Moore
Bulletin de février 2024

La planification successorale est un élément important pour l’ensemble des particuliers, sans égard à leur niveau de fortune. Une piètre planification, ou l’absence de planification, peut entraîner la perte d’une proportion excessive de votre patrimoine lors de votre décès, sous la forme de frais d’homologation ou d’impôts, ou les deux.

Par bonheur, il existe une pléthore d’informations concernant la planification successorale, et les diverses stratégies vous permettant de veiller à ce que la plus grande partie possible de votre patrimoine soit transmise à vos héritiers au moment de votre décès (et, parfois, avant votre décès). Une stratégie fort répandue est la création d’une fiducie familiale.

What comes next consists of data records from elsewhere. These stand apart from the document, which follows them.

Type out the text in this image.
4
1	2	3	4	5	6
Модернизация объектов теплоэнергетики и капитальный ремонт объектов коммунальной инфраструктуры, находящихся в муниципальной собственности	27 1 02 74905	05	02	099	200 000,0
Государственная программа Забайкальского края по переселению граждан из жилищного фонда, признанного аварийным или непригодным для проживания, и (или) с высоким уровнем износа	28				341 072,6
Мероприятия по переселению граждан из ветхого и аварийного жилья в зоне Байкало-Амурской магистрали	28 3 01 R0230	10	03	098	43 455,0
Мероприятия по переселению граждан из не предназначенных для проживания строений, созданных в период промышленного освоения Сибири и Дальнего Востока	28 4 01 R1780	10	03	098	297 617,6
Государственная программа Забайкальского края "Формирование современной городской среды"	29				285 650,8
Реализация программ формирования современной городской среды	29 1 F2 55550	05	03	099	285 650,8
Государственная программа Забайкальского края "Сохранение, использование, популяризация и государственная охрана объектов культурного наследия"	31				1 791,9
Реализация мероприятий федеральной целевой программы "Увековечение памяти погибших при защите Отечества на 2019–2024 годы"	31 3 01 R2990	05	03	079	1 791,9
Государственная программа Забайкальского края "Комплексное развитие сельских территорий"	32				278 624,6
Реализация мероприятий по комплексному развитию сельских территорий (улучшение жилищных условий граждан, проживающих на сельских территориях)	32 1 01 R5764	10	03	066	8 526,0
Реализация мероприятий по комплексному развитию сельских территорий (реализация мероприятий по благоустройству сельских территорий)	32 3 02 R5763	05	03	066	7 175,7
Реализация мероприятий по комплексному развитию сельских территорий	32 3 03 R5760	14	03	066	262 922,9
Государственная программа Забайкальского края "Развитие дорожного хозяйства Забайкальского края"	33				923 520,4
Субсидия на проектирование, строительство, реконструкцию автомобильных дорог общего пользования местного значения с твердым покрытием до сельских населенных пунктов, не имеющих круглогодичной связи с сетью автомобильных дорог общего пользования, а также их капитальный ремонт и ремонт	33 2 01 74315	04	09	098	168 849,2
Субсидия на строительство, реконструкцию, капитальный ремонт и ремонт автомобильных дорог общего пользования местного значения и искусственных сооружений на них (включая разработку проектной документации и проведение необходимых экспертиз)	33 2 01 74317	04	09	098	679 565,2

Une fiducie est essentiellement une entente entre diverses personnes physiques en vertu de laquelle une personne (le constituant) transfère des biens à la fiducie, laquelle est gérée par une ou plusieurs personnes distinctes (les fiduciaires) au profit de cessionnaires présents ou futurs des biens (les bénéficiaires).

En élaborant cette entente, le constituant organise la transmission de biens lui appartenant aux bénéficiaires ultimes, soit dans l’immédiat, soit à un moment futur déterminé.

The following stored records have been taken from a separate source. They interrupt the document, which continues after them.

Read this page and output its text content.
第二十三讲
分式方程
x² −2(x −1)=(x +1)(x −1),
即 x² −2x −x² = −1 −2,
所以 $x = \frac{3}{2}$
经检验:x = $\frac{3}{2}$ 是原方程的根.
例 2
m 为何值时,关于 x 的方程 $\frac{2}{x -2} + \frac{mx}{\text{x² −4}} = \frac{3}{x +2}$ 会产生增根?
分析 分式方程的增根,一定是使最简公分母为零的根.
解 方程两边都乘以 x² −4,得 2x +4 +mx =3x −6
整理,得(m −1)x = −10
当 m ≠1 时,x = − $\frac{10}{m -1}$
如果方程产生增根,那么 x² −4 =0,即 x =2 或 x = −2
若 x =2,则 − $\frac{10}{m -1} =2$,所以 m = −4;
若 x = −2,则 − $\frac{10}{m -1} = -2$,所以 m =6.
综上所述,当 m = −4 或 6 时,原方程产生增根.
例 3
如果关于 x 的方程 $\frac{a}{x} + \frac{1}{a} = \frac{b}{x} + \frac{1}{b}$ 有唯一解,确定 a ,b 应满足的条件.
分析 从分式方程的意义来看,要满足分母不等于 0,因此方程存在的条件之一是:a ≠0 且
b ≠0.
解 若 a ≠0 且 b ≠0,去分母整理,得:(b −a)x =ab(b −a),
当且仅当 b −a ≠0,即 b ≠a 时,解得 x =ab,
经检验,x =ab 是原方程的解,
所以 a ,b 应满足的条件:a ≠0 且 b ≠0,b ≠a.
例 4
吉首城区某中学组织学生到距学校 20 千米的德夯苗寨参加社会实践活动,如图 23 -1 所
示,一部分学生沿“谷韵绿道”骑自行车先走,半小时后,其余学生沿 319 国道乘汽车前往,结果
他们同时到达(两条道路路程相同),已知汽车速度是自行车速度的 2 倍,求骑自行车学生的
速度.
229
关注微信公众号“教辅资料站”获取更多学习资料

Une fois les biens transmis à la fiducie, ils ne sont habituellement plus considérés comme appartenant au constituant et ne font plus partie de son patrimoine au moment de son décès. Ils sont plutôt la propriété en titre (legal ownership) des fiduciaires et la propriété réelle (beneficial ownership) des bénéficiaires.

Avantages non fiscaux

Il ne convient généralement pas de constituer une fiducie au seul motif des avantages fiscaux pouvant en résulter. Par bonheur, divers avantages non fiscaux importants peuvent prendre le pas sur les avantages purement fiscaux, faisant des avantages fiscaux potentiels un complément appréciable.

Par exemple, un père ou une mère peut vouloir céder des biens à un enfant qui n’est pas en mesure à ce moment de sa vie d’en recevoir la valeur totale, en raison notamment de son jeune âge, d’une incapacité, de mauvaises habitudes de dépenses ou pour d’autres raisons. Une fois transférés plutôt à une fiducie, les biens peuvent être administrés par les fiduciaires jusqu’à ce que ces derniers déterminent que le moment est venu d’en transférer la valeur au bénéficiaire.

Le transfert de biens à une fiducie procure également une grande flexibilité lorsqu’une décision s’impose, à savoir qui profitera plus tard des biens, et dans quelle proportion.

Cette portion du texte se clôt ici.